About
Yeon-Soo Lim
WORK EXPERIENCE
- AIR Lab@42dot(Hyundai Global Software Center) (2022.09 ~ )
- AIR Lab@Hyundai Motor Company (2022.03 ~ 2022.09)
Education
- M.S., in Computer Engineering, Kyung Hee University (2020.03 ~ 2022.02)
- B.S., in Computer Engineering, Kyung Hee University (2014.03 ~ 2020.02)
Technical Skills
- Hand-on experience in applying PyTorch, NLP tools (NLTK, etc.) and open libraries (huggingface, fairseq, etc.) for Korean NLP tasks
- Experience in several NLP tasks with Non-autoregressive decoding, text summarization and Natural Language Understanding
- Build ML pipeline system use Airflow, MLflow, Docker and kubernetes
- Python: Skillful, C++: Middle level
Research Experience
Non-Autoregressive Machine Translation (2020.10 ~ 2022.01)
- Research Non-Autoregressive Decoding technology for machine translation
- Proposes a novel machine translation model which changes the length of a target sentence iteratively to an optimal length
- Propsed model expand or delete token to find optimal target sentence length
Korean single and multi-document summary (2020.03 ~ 2021.12)
- Develop a topic-centric text summarization model with statistical attribute model.
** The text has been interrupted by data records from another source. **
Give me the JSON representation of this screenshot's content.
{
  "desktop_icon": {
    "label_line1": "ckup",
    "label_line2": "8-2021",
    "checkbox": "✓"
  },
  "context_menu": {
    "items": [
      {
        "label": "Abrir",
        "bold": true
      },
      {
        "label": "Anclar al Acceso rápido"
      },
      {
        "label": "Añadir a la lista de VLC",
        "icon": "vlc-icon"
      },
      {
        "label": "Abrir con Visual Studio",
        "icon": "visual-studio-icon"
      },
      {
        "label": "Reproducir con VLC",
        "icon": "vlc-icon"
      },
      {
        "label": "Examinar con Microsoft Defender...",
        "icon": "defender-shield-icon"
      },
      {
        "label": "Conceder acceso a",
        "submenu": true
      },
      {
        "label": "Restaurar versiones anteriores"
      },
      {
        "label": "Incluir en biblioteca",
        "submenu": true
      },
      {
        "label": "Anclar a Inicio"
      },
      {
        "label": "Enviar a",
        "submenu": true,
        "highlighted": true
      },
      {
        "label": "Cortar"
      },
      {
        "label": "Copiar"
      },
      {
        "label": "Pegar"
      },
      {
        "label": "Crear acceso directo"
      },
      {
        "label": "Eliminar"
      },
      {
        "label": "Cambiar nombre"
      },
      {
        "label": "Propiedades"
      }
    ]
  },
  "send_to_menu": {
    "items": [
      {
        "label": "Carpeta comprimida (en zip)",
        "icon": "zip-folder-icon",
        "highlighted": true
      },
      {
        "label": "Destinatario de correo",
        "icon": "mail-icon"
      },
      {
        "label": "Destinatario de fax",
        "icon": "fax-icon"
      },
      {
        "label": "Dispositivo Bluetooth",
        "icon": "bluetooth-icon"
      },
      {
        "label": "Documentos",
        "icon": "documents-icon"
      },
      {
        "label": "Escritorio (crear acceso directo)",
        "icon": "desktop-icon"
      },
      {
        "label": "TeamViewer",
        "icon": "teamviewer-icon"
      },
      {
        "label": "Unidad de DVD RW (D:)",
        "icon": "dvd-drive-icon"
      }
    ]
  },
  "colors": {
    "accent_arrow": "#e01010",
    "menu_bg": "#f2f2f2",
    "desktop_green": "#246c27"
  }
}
Apply PPLM to the text summarization for generate a topic-centric summary.
- Develop a text summarization model using BART
- Propose post-processing method to merge semantically similar summaries for multi-document summarization.
Korean dialogue model based on deep learning (2020.03 ~ 2020.12)
- Research on dialogue generation technology in the form of a single model for multiple domains. Using Continual Learning, a single conversational model can respond to multiple domains.
- Develop a conversation model using seq2seq structure and GPT2 that reflects the keyword score of tokens measured by the keyword extractor.
Publications
International Journal Articles
- Yeon-Soo Lim, Eun-Ju Park, Hyun-Je Song and Seong-Bae Park. A Non-Autoregressive Neural Machine Translation Model with Iterative Length Update of Target Sentence, IEEE Access, vol. 10, pp.43341-43350, 2022.
- So-Eon Kim, Yeon-Soo Lim and Seong-Bae Parkk. Strong Influence of Responses in Training Dialogue Response Generator, Applied Sciences, 11(16), 7415, 2021.
Domestic Conference Papers
- Yeon-Soo Lim, BongMin Kim, Choong Seon Hong, and Seong-Bae Park. 2021. Hate Speech Detection Model using Noise Self-training. In Proceedings of the Korea Computer Congress 2021, pp. 376-378, 2021.
- Sunggoo Kwon, Yeon-Soo Lim, and Seong-Bae Park. The Study on Korean Single Document Summarization Using Pre-trained Language Models. In Proceedings of the Korea Computer Congress 2021, pp. 379-381, 2021.
- Yeon-Soo Lim, So-Eon Kim, Bong-Min Kim, Heejae Jung, and Seong-Bae Park. A Query-aware Dialog Model for Open-domain Dialog. In Proceedings of the 32th Annual Conference on Human and Cognitive Language Technology, pp. 274-279, 2020.
Patents
Domestic Patent (in Korean)
- Cheoneum Park, Yeonsoo Lim. Method, Apparatus, and Computer-readable Medium for Error Correction on Document Summarization. 2023/03, (application umber) 10-2023-0033520.